Vanaf € 19.490 voor de standaard versie, € 21.290 voor de Cromo, vanaf € 22.590 voor de Carbon en € 28.790 voor de AMG.
€ 28.790?
€ 28.790.
Het is nog niet de prijs van een CVO™ Ultra Classic® Electra Glide® (vanaf € 43.995), maar op een CVO™ Ultra Classic® Electra Glide® zit nog een Harman Kardon® audio met Boom!™ audiokenmerken, een iPod®-poort (inclusief iPod®), een ZūMO® 660 navigatiesysteem, luchtvering, verwarmde handgrepen, verwarmd zadel, elektronische cruise control en nog zo wat van die dingen die het leven op de lange baan aangenaam maken.

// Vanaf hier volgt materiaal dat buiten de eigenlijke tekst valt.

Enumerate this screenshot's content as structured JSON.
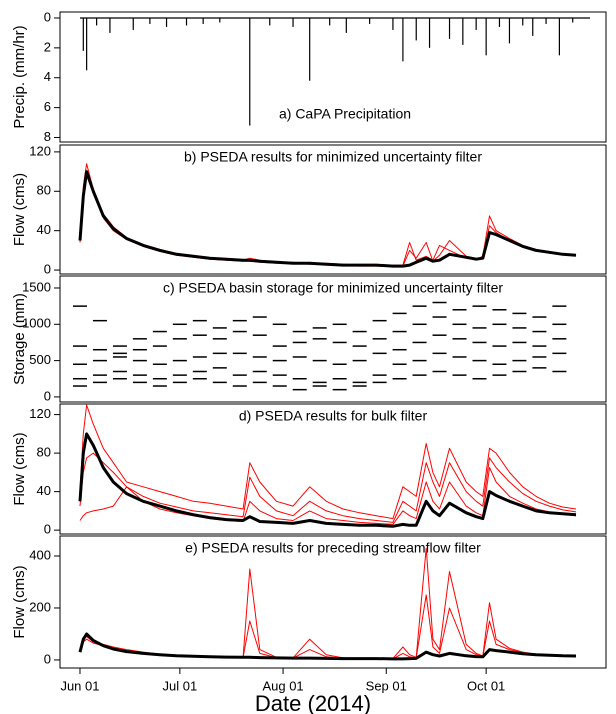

Dat krijg je bij de Diavel dus allemaal niet, want we hebben het over een naked bike/sport-custom, waarvan de kenmerken juist zijn dat er zo weinig mogelijk overbodigs op zit.
Maar als er zo weinig op zit, waarom moet dat dan zo veel kosten?
Bedoelende: het blok van de Diavel is de bekende 1200 Testastretta 11° V-twin en die vinden we al in de Multistrada, vanaf € 18.090. Ook niet echt een koopje, maar daar kun je nog met z'n tweeën mee op vakantie, en dat ga je op de Diavel echt niet proberen als je prijs stelt op de relatie. Niet voor niets heeft Ducati de voetsteuntjes en handgreep voor de passagier dusdanig listig verstopt dat de Diavel op het oog een solomotor lijkt. Er kan iemand achter op, maar die gaat jou niet aardig vinden, zeker niet als je het gas opentrekt en hij/zij op straat ligt.
En alleen de file in?
Pfieuw. Zoals geschreven bij de introductie van de Diavel heeft men alles in het werk gesteld om het geweld van het 162 pk sterke blok in goede banen te leiden, bijvoorbeeld door naast de Sport- en Touring-stand ook een Urban-stand aan te bieden met waakhonden als tractiecontrole en abs paraat om in te grijpen als het dan tot 100 pk gedrukte vermogen toch te veel blijkt te zijn in de strijd tussen de banden en de ondergrond. (Zie daartoe vooral de video's onderaan deze test.)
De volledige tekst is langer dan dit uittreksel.